How we cite our quotes: Citations follow this format: (Canto.Line). We used Allen Mandelbaum's translation.
Quote #19
[Capocchio to Dante]: "…see that I’m the shade of that Capocchio
whose alchemy could counterfeit fine metals
And you, if I correctly take your measure,
recall how apt I was at aping nature." (Inf. XXIX, 136-139)
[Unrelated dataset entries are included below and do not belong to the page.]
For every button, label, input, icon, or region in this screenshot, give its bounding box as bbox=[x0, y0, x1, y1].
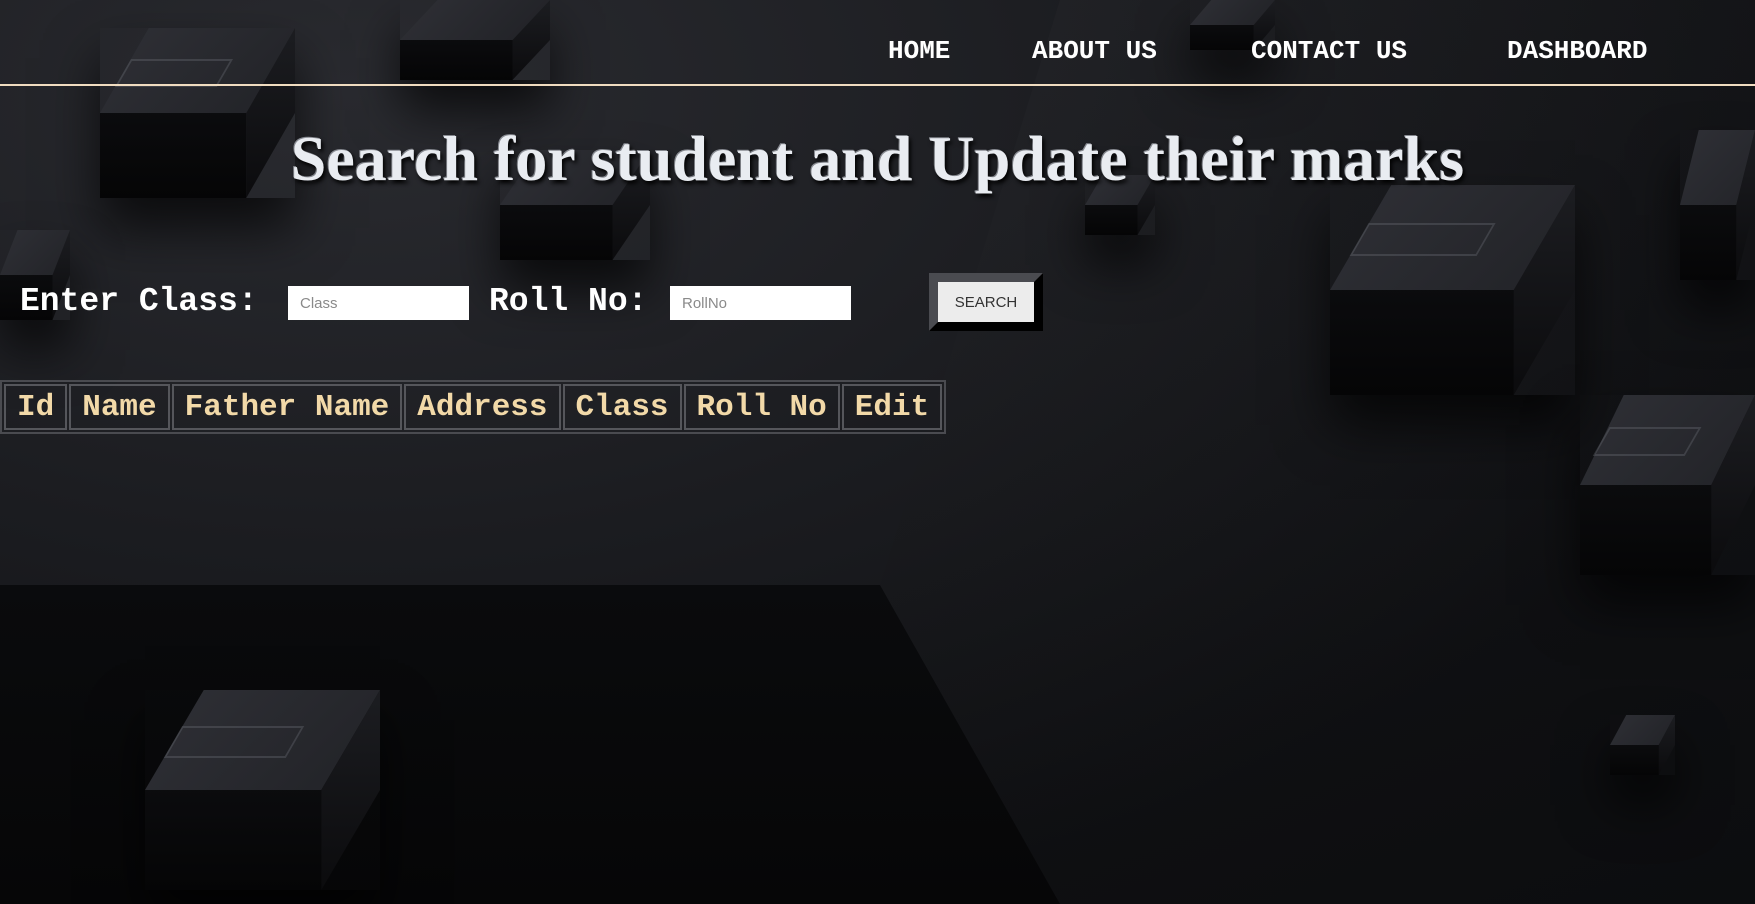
column-header-address: Address bbox=[404, 384, 561, 430]
column-header-class: Class bbox=[562, 384, 682, 430]
column-header-roll-no: Roll No bbox=[683, 384, 840, 430]
decorative-cube bbox=[1330, 185, 1575, 395]
column-header-father-name: Father Name bbox=[171, 384, 403, 430]
student-table: Id Name Father Name Address Class Roll N… bbox=[0, 380, 947, 434]
search-button[interactable]: SEARCH bbox=[929, 273, 1043, 331]
nav-dashboard-link[interactable]: DASHBOARD bbox=[1507, 36, 1647, 66]
column-header-edit: Edit bbox=[841, 384, 943, 430]
class-label: Enter Class: bbox=[20, 283, 258, 320]
column-header-id: Id bbox=[4, 384, 68, 430]
table-header-row: Id Name Father Name Address Class Roll N… bbox=[4, 384, 943, 430]
decorative-cube bbox=[1610, 715, 1675, 775]
nav-contact-us-link[interactable]: CONTACT US bbox=[1251, 36, 1407, 66]
nav-about-us-link[interactable]: ABOUT US bbox=[1032, 36, 1157, 66]
decorative-cube bbox=[145, 690, 380, 890]
nav-home-link[interactable]: HOME bbox=[888, 36, 950, 66]
roll-no-input[interactable] bbox=[670, 286, 851, 320]
page-title: Search for student and Update their mark… bbox=[290, 123, 1465, 194]
column-header-name: Name bbox=[69, 384, 170, 430]
decorative-cube bbox=[1580, 395, 1755, 575]
top-navigation: HOME ABOUT US CONTACT US DASHBOARD bbox=[0, 0, 1755, 86]
roll-no-label: Roll No: bbox=[489, 283, 648, 320]
class-input[interactable] bbox=[288, 286, 469, 320]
Capocchio’s attempt to equate his false art, alchemy, with Dante’ s art, writing, brings into question the relationship that both occupations have with nature. If Capocchio is correct, that writing is only an attempt to make an unnatural transformation out of natural materials, then writing has no more moral worth than alchemy. Worse, there is an implication that if Dante continues writing – and sinning – he could end up just like Capocchio, in Hell.
Quote #20
"Raphel mai amecche zabi almi,"
began to bellow that brute mouth, for which
no sweeter psalms would be appropriate.
And my guide turned to him: "O stupid soul,
keep to your horn and use that as an outlet
when rage or other passion touches you!
Look at your neck, and you will find the strap
that holds it fast; and see, bewildered spirit,
how it lies straight across your massive chest."
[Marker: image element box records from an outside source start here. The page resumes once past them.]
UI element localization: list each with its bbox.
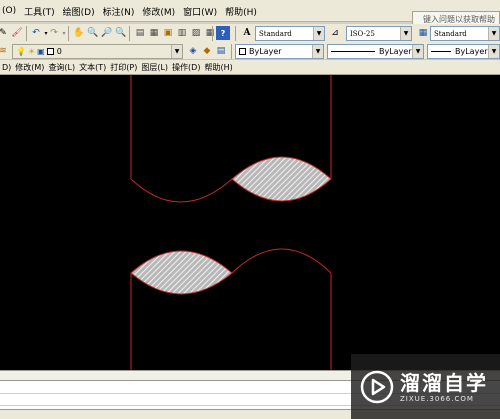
toolbar-separator: [212, 26, 213, 41]
menu-item-view[interactable]: (O): [0, 6, 20, 16]
dim-style-value: ISO-25: [350, 29, 375, 38]
menu2-item-operation[interactable]: 操作(D): [170, 62, 202, 73]
chevron-down-icon[interactable]: ▼: [313, 27, 324, 40]
brush-icon[interactable]: ✎: [0, 26, 10, 40]
text-style-select[interactable]: Standard ▼: [255, 26, 325, 41]
color-swatch-icon: [46, 48, 54, 55]
tool-palettes-icon[interactable]: ▣: [161, 26, 175, 40]
menu-item-window[interactable]: 窗口(W): [179, 5, 221, 18]
sun-icon: ☀: [27, 47, 36, 56]
menu-item-modify[interactable]: 修改(M): [138, 5, 179, 18]
menu-item-tools[interactable]: 工具(T): [20, 5, 59, 18]
lineweight-preview: [431, 51, 451, 52]
menu-item-help[interactable]: 帮助(H): [221, 5, 261, 18]
text-style-icon[interactable]: A: [240, 26, 254, 40]
standard-toolbar: ✎ 🖌 ↶ ▾ ↷ ▾ ✋ 🔍 🔎 🔍 ▤ ▦ ▣ ▥ ▨ ▦ ? A Stan…: [0, 24, 500, 43]
layer-select[interactable]: 💡 ☀ ▣ 0 ▼: [12, 44, 183, 59]
table-style-value: Standard: [434, 29, 467, 38]
menu-item-dimension[interactable]: 标注(N): [99, 5, 139, 18]
lineweight-select[interactable]: ByLayer ▼: [427, 44, 500, 59]
drawing-svg: [130, 75, 332, 370]
menu2-item-inquiry[interactable]: 查询(L): [46, 62, 77, 73]
text-style-value: Standard: [259, 29, 292, 38]
watermark-title: 溜溜自学: [400, 370, 488, 395]
table-style-icon[interactable]: ▦: [416, 26, 430, 40]
chevron-down-icon[interactable]: ▼: [488, 27, 499, 40]
lineweight-value: ByLayer: [455, 47, 488, 56]
menu2-item-draw[interactable]: D): [0, 63, 13, 72]
play-logo-icon: [360, 370, 394, 403]
zoom-window-icon[interactable]: 🔎: [100, 26, 114, 40]
menu2-item-modify[interactable]: 修改(M): [13, 62, 46, 73]
main-menubar: (O) 工具(T) 绘图(D) 标注(N) 修改(M) 窗口(W) 帮助(H) …: [0, 0, 500, 27]
chevron-down-icon[interactable]: ▼: [312, 45, 323, 58]
color-swatch-icon: [239, 48, 246, 55]
table-style-select[interactable]: Standard ▼: [430, 26, 500, 41]
chevron-down-icon[interactable]: ▼: [171, 45, 182, 58]
menu2-item-plot[interactable]: 打印(P): [108, 62, 139, 73]
linetype-select[interactable]: ByLayer ▼: [327, 44, 424, 59]
color-select[interactable]: ByLayer ▼: [235, 44, 324, 59]
layer-previous-icon[interactable]: ◆: [200, 44, 214, 58]
dim-style-icon[interactable]: ⊿: [328, 26, 342, 40]
toolbar-separator: [129, 26, 130, 41]
dim-style-select[interactable]: ISO-25 ▼: [346, 26, 412, 41]
drawing-canvas[interactable]: [0, 75, 500, 370]
menu2-item-text[interactable]: 文本(T): [77, 62, 108, 73]
make-current-layer-icon[interactable]: ◈: [186, 44, 200, 58]
menu2-item-layer[interactable]: 图层(L): [139, 62, 170, 73]
lower-wave-curve: [231, 248, 332, 274]
pan-icon[interactable]: ✋: [72, 26, 86, 40]
layers-toolbar: ≋ 💡 ☀ ▣ 0 ▼ ◈ ◆ ▤ ByLayer ▼ ByLayer ▼ By…: [0, 42, 500, 60]
secondary-menubar: D) 修改(M) 查询(L) 文本(T) 打印(P) 图层(L) 操作(D) 帮…: [0, 60, 500, 75]
upper-wave-curve: [130, 178, 233, 203]
menu-item-draw[interactable]: 绘图(D): [59, 5, 99, 18]
lightbulb-icon: 💡: [16, 47, 26, 56]
toolbar-separator: [68, 26, 69, 41]
watermark-text: 溜溜自学 ZIXUE.3066.COM: [400, 371, 488, 403]
zoom-previous-icon[interactable]: 🔍: [114, 26, 128, 40]
lock-icon: ▣: [37, 47, 45, 56]
properties-icon[interactable]: ▤: [133, 26, 147, 40]
design-center-icon[interactable]: ▦: [147, 26, 161, 40]
linetype-preview: [331, 51, 375, 52]
sheet-set-icon[interactable]: ▥: [175, 26, 189, 40]
zoom-realtime-icon[interactable]: 🔍: [86, 26, 100, 40]
markup-icon[interactable]: ▨: [189, 26, 203, 40]
layer-states-icon[interactable]: ▤: [214, 44, 228, 58]
lower-hatched-lens[interactable]: [130, 250, 233, 295]
layer-name: 0: [56, 47, 62, 56]
calculator-icon[interactable]: ▦: [203, 26, 217, 40]
menu-list: (O) 工具(T) 绘图(D) 标注(N) 修改(M) 窗口(W) 帮助(H): [0, 0, 261, 22]
linetype-value: ByLayer: [379, 47, 412, 56]
chevron-down-icon[interactable]: ▼: [488, 45, 499, 58]
toolbar-separator: [235, 26, 236, 41]
watermark: 溜溜自学 ZIXUE.3066.COM: [351, 354, 500, 419]
match-properties-icon[interactable]: 🖌: [10, 26, 24, 40]
color-value: ByLayer: [249, 47, 282, 56]
menu2-item-help[interactable]: 帮助(H): [202, 62, 234, 73]
watermark-url: ZIXUE.3066.COM: [400, 394, 474, 403]
toolbar-separator: [231, 44, 232, 59]
help-icon[interactable]: ?: [216, 26, 230, 40]
chevron-down-icon[interactable]: ▼: [412, 45, 423, 58]
layer-manager-icon[interactable]: ≋: [0, 44, 10, 58]
toolbar-separator: [26, 26, 27, 41]
upper-hatched-lens[interactable]: [231, 156, 332, 202]
chevron-down-icon[interactable]: ▼: [400, 27, 411, 40]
And then to me: "He is his own accuser;
for this is Nimrod, through whose wicked thought
one single language cannot serve the world.
Leave him alone – let’s not waste time in talk;
for every language is to him the same
as his to others – no one knows his tongue." (Inf. XXXI, 67-81)
For his crime of attempting to reach the Heavens with his Tower of Babel (which parallel’s Lucifer’s arrogance in challenging God), Nimrod is punished by a confusion of tongues, just as he was in life. Where the Tower of Babel ended with God striking down the Tower and transforming man’s single language into thousands of different, mutually unintelligible ones, Nimrod suffers a personal Babel. He babbles incoherently, his speech (as in this first line) incomprehensible to everyone. To emphasize his linguistic loss, Virgil calls him "stupid" (meaning "dumb" or "deaf") and "bewildered," emphasizing that intellect and reason are measured by one’s use of language.
Quote #21
Had I the crude and scrannel rhymes to suit
the melancholy hole upon which all
the other circling crags converge and rest,
the juice of my conception would be pressed
more fully; but because I feel their lack,
I bring myself to speak, yet speak in fear;
for it is not a task to take in jest,
to show the base of all the universe –
nor for a tongue that cries out, "mama," "papa."(Inf. XXXII, 1-9)
In the final circle of Hell, Dante finds words inadequate to express the terror located there. By describing language as a "tongue that cries out ‘mama’ [and] ‘papa,’ Dante suggests that language in general is too infantile to accurately describe the happenings in Hell. To describe language as infantile is to portray humanity in the same way because – in Dante’s eyes – language is what makes a creature human.